> Additionally, while this wasn’t an issue for GPT, the Llama chat models would often output hundreds of miscellaneous tokens that were unnecessary for the task, further slowing down their inference time (e.g. “Sure! Happy to help…”).
That's the problem I've been facing with Llama 2 as well. It's almost impossible to have it just output the desired text. It will always add something before and after its response. Does anyone know if there's any prompt technique to fix this problem?
It's not useful for code, but you can see the difference of approach with NovelAI's homegrown Kayra model, which is set up to handle a mix of text completion and instruct functionality. It never includes extraneous prefix/suffix text and will smoothly follow instructions embedded in text without interrupting the text.
I wonder if LLMs will have less reasoning power if they simply return the output. AFAIK, they think by writing their thoughts. So forcing an LLM to just return the goddamn code might limit its reasoning skills, leading to poor code. Is that true?
Potentially it could have an impact if it omits a high level description before writing the code, although obviously things like "Sure! Happy to help" do not help.
In practice I haven't seen it make too much of a difference with GPT. The model can still use comments to express itself.
For non coding tasks, adding "Think step by step" makes a huge difference (versus YOLOing a single word reply).
> although obviously things like "Sure! Happy to help" do not help.
Yes you're right. I'm mostly concerned with the text that actually "computes" something before the actual code begins. Niceties like "sure! happy to help" don't compute anything.
CoT indeed works. Now I've seem people take it to the extreme by having tree of thoughts, forest of thoughts, etc. but I'm not sure how much "reasoning" we can extract from a model that is obviously limited in terms of knowledge and intelligence. CoT already gets us to 80% of the way. With some tweaks it can get even better.
I've also seen simulation methods where GPT "agents" talk to each other to form better ideas about a subject. But then again, it's like trying to achieve perpetual motion in physics. One can't get more intelligence from a system than one puts in the system.
> But then again, it's like trying to achieve perpetual motion in physics. One can't get more intelligence from a system than one puts in the system.
Not necessarily the same thing, as you're still putting in more processing power/checking more possible paths. Its kinda like simulated annealing, sure the system is dumb, but as long as checking if you have a correct answer is cheap, it still narrows down the search space a lot.
Yeah I get that. We assume there's X amount of intelligence in the LLM and try different paths to tap on that potential. The more paths are simulated, the closer we get to the LLM's intelligence asymptote. But then that's it—we can't go any further.

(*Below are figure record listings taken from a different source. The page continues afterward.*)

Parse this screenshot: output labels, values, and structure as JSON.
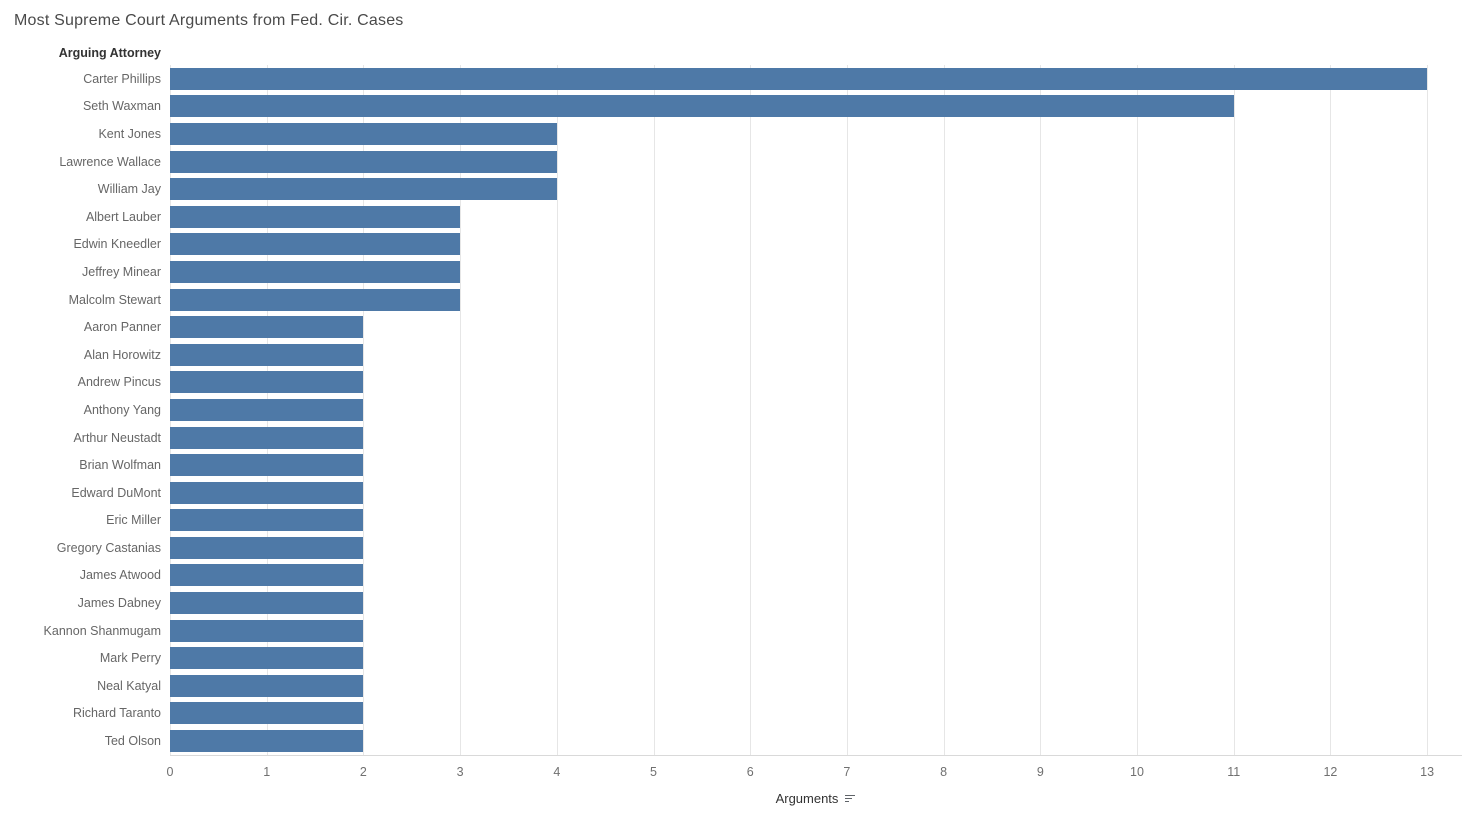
{
  "title": "Most Supreme Court Arguments from Fed. Cir. Cases",
  "row_header": "Arguing Attorney",
  "axis": {
    "label": "Arguments",
    "sort_icon": "sort-descending-icon",
    "ticks": [
      0,
      1,
      2,
      3,
      4,
      5,
      6,
      7,
      8,
      9,
      10,
      11,
      12,
      13
    ]
  },
  "colors": {
    "bar": "#4e79a7",
    "gridline": "#e6e6e6",
    "axis_line": "#d9d9d9",
    "title_text": "#4a4a4a",
    "label_text": "#666666",
    "tick_text": "#707070"
  },
  "chart_data": {
    "type": "bar",
    "orientation": "horizontal",
    "title": "Most Supreme Court Arguments from Fed. Cir. Cases",
    "xlabel": "Arguments",
    "ylabel": "Arguing Attorney",
    "xlim": [
      0,
      13.36
    ],
    "grid": true,
    "legend": "none",
    "categories": [
      "Carter Phillips",
      "Seth Waxman",
      "Kent Jones",
      "Lawrence Wallace",
      "William Jay",
      "Albert Lauber",
      "Edwin Kneedler",
      "Jeffrey Minear",
      "Malcolm Stewart",
      "Aaron Panner",
      "Alan Horowitz",
      "Andrew Pincus",
      "Anthony Yang",
      "Arthur Neustadt",
      "Brian Wolfman",
      "Edward DuMont",
      "Eric Miller",
      "Gregory Castanias",
      "James Atwood",
      "James Dabney",
      "Kannon Shanmugam",
      "Mark Perry",
      "Neal Katyal",
      "Richard Taranto",
      "Ted Olson"
    ],
    "values": [
      13,
      11,
      4,
      4,
      4,
      3,
      3,
      3,
      3,
      2,
      2,
      2,
      2,
      2,
      2,
      2,
      2,
      2,
      2,
      2,
      2,
      2,
      2,
      2,
      2
    ]
  }
}
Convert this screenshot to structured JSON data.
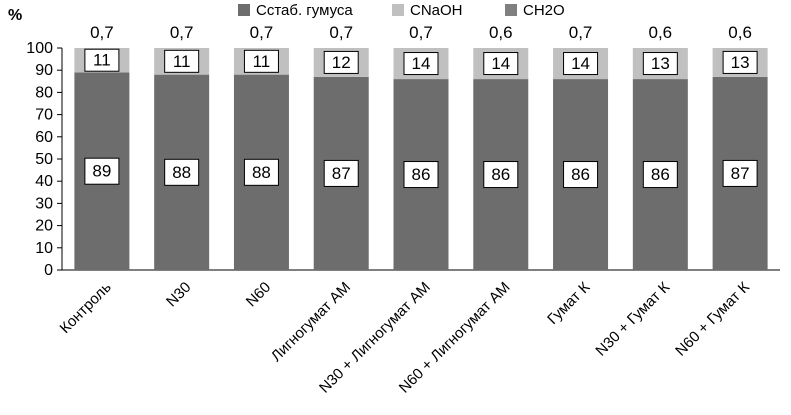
{
  "chart_data": {
    "type": "bar",
    "stacked": true,
    "ylabel": "%",
    "ylim": [
      0,
      100
    ],
    "yticks": [
      "0",
      "10",
      "20",
      "30",
      "40",
      "50",
      "60",
      "70",
      "80",
      "90",
      "100"
    ],
    "categories": [
      "Контроль",
      "N30",
      "N60",
      "Лигногумат АМ",
      "N30 + Лигногумат АМ",
      "N60 + Лигногумат АМ",
      "Гумат К",
      "N30 + Гумат К",
      "N60 + Гумат К"
    ],
    "series": [
      {
        "name": "Сстаб. гумуса",
        "color": "#6d6d6d",
        "values": [
          89,
          88,
          88,
          87,
          86,
          86,
          86,
          86,
          87
        ]
      },
      {
        "name": "CNaOH",
        "color": "#c0c0c0",
        "values": [
          11,
          11,
          11,
          12,
          14,
          14,
          14,
          13,
          13
        ]
      },
      {
        "name": "CH2O",
        "color": "#808080",
        "values": [
          0.7,
          0.7,
          0.7,
          0.7,
          0.7,
          0.6,
          0.7,
          0.6,
          0.6
        ]
      }
    ],
    "top_labels": [
      "0,7",
      "0,7",
      "0,7",
      "0,7",
      "0,7",
      "0,6",
      "0,7",
      "0,6",
      "0,6"
    ],
    "legend_position": "top"
  }
}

You can also just parse the text for all valid code blocks and combine them. I have a script which automatically check the clipboard for this
There's no reason to handle the LLM side of things, unless you want to try and optimize the amount of tokens which are code vs comments vs explanations and such. (Though you could also just start a new context window with only your code or such)

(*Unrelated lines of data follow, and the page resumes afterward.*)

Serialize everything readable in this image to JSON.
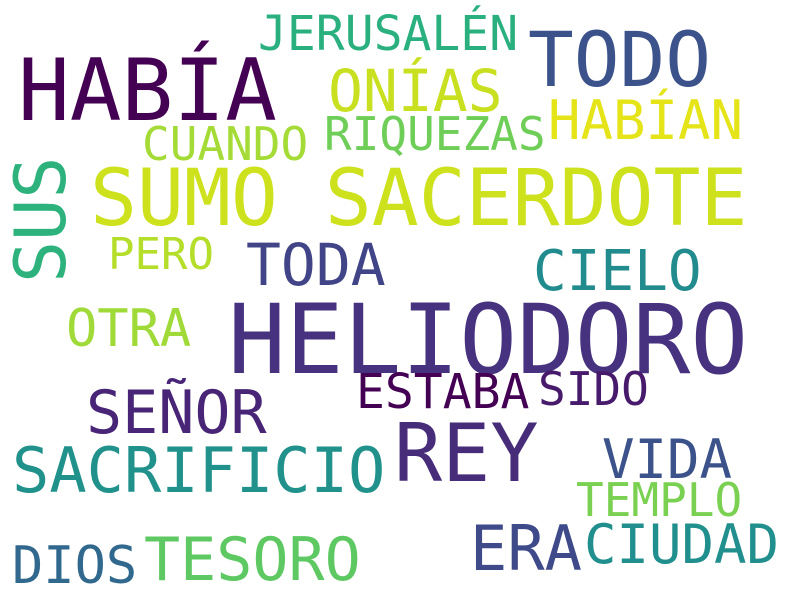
{
  "words": [
    {
      "text": "HELIODORO",
      "color": "#46327e"
    },
    {
      "text": "SUMO SACERDOTE",
      "color": "#cde11d"
    },
    {
      "text": "HABÍA",
      "color": "#440154"
    },
    {
      "text": "REY",
      "color": "#472c7a"
    },
    {
      "text": "TODO",
      "color": "#3b528b"
    },
    {
      "text": "SACRIFICIO",
      "color": "#21918c"
    },
    {
      "text": "SEÑOR",
      "color": "#482576"
    },
    {
      "text": "TESORO",
      "color": "#5ec962"
    },
    {
      "text": "ERA",
      "color": "#3e4a89"
    },
    {
      "text": "CIUDAD",
      "color": "#218f8d"
    },
    {
      "text": "TODA",
      "color": "#414487"
    },
    {
      "text": "SUS",
      "color": "#2db27d"
    },
    {
      "text": "ONÍAS",
      "color": "#c8e020"
    },
    {
      "text": "CIELO",
      "color": "#228b8d"
    },
    {
      "text": "VIDA",
      "color": "#3b528b"
    },
    {
      "text": "HABÍAN",
      "color": "#e5e419"
    },
    {
      "text": "JERUSALÉN",
      "color": "#2ab07f"
    },
    {
      "text": "OTRA",
      "color": "#a0da39"
    },
    {
      "text": "DIOS",
      "color": "#31688e"
    },
    {
      "text": "ESTABA",
      "color": "#440154"
    },
    {
      "text": "RIQUEZAS",
      "color": "#6ece58"
    },
    {
      "text": "CUANDO",
      "color": "#a5db36"
    },
    {
      "text": "TEMPLO",
      "color": "#7ad151"
    },
    {
      "text": "SIDO",
      "color": "#481a6c"
    },
    {
      "text": "PERO",
      "color": "#b5de2b"
    }
  ]
}
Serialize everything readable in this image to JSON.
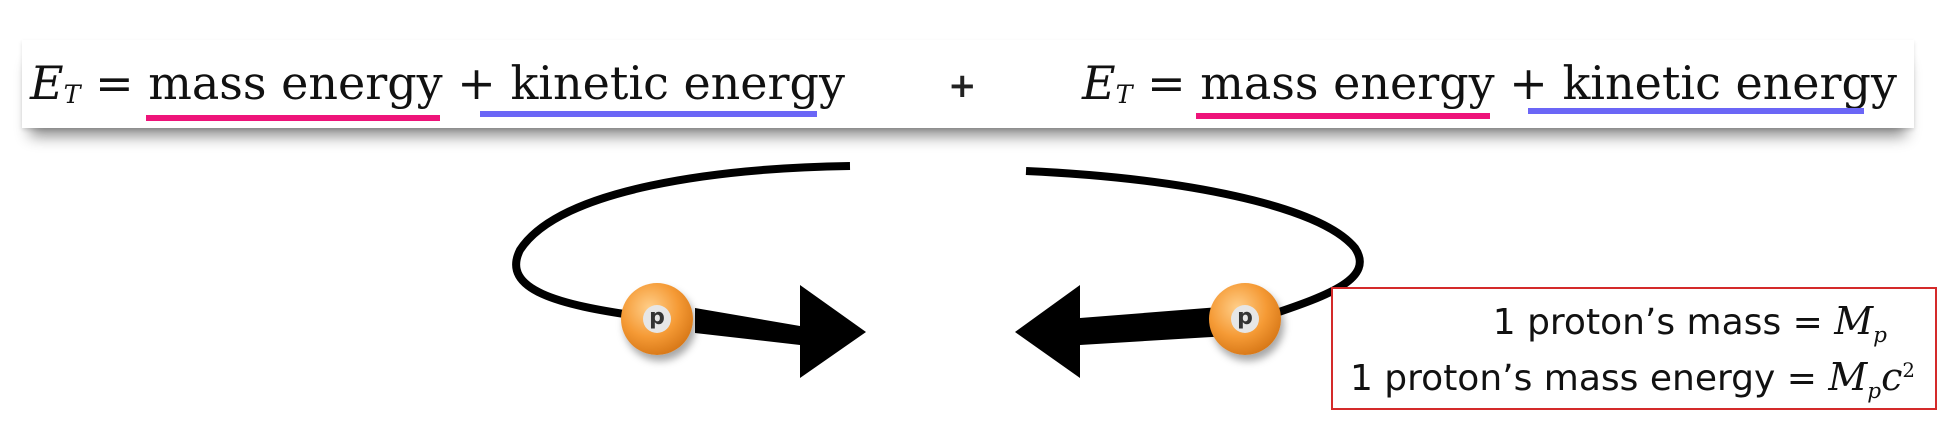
{
  "equations": [
    {
      "symbol": "E",
      "subscript": "T",
      "equals": "=",
      "term1": "mass energy",
      "plus": "+",
      "term2": "kinetic energy"
    },
    {
      "symbol": "E",
      "subscript": "T",
      "equals": "=",
      "term1": "mass energy",
      "plus": "+",
      "term2": "kinetic energy"
    }
  ],
  "between_plus": "+",
  "underline_colors": {
    "mass": "#ee147a",
    "kinetic": "#6b66f6"
  },
  "protons": [
    {
      "label": "p"
    },
    {
      "label": "p"
    }
  ],
  "info": {
    "line1_text": "1 proton’s mass = ",
    "line1_symbol": "M",
    "line1_sub": "p",
    "line2_text": "1 proton’s mass energy = ",
    "line2_symbol": "M",
    "line2_sub": "p",
    "line2_c": "c",
    "line2_sup": "2"
  },
  "colors": {
    "proton": "#f59a35",
    "info_border": "#d42a2a"
  }
}
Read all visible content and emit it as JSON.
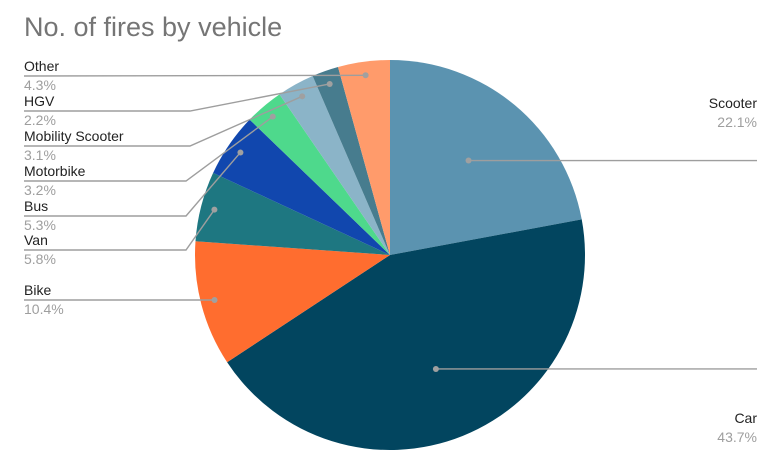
{
  "chart_data": {
    "type": "pie",
    "title": "No. of fires by vehicle",
    "categories": [
      "Scooter",
      "Car",
      "Bike",
      "Van",
      "Bus",
      "Motorbike",
      "Mobility Scooter",
      "HGV",
      "Other"
    ],
    "values": [
      22.1,
      43.7,
      10.4,
      5.8,
      5.3,
      3.2,
      3.1,
      2.2,
      4.3
    ],
    "value_labels": [
      "22.1%",
      "43.7%",
      "10.4%",
      "5.8%",
      "5.3%",
      "3.2%",
      "3.1%",
      "2.2%",
      "4.3%"
    ],
    "colors": [
      "#5b93b0",
      "#02455f",
      "#ff6d2f",
      "#1e7781",
      "#1147ae",
      "#4ed98c",
      "#8bb4c8",
      "#477c8e",
      "#ff9b6b"
    ],
    "start_angle": "12 o'clock, clockwise",
    "legend_position": "labeled leader lines"
  },
  "labels": {
    "right": [
      {
        "name": "Scooter",
        "pct": "22.1%",
        "index": 0
      },
      {
        "name": "Car",
        "pct": "43.7%",
        "index": 1
      }
    ],
    "left": [
      {
        "name": "Other",
        "pct": "4.3%",
        "index": 8
      },
      {
        "name": "HGV",
        "pct": "2.2%",
        "index": 7
      },
      {
        "name": "Mobility Scooter",
        "pct": "3.1%",
        "index": 6
      },
      {
        "name": "Motorbike",
        "pct": "3.2%",
        "index": 5
      },
      {
        "name": "Bus",
        "pct": "5.3%",
        "index": 4
      },
      {
        "name": "Van",
        "pct": "5.8%",
        "index": 3
      },
      {
        "name": "Bike",
        "pct": "10.4%",
        "index": 2
      }
    ]
  }
}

The model card also has prompt formats for context aware document Q/A and multi-CoT, using those correctly improves performance at such tasks significantly.
Llama-2-chat models have been overly fine-tuned to be like this. You can give a few-shot prompting a try, but they still don't gurantee a desired output. The best way to guarantee is to fine-tune on small (~1k) data points and go from there.
It depends on what your goal is, but I've had success reproducing specific output formatting by fine-tuning the base LLaMA2 models instead of the RLHF'd models. My use cases were simpler - information extraction/synthesis from text rather than creative writing. The base models might not be good fits for your task.
Prompt the model to always output answers / code within ```content``` strings or json. If it's json, then you can identify where it starts and ends. Strip everything outside the json.
That's the problem I've been facing with Llama 2 as well. It's almost impossible to have it just output the desired text. It will always add something before and after its response. Does anyone know if there's any prompt technique to fix this problem?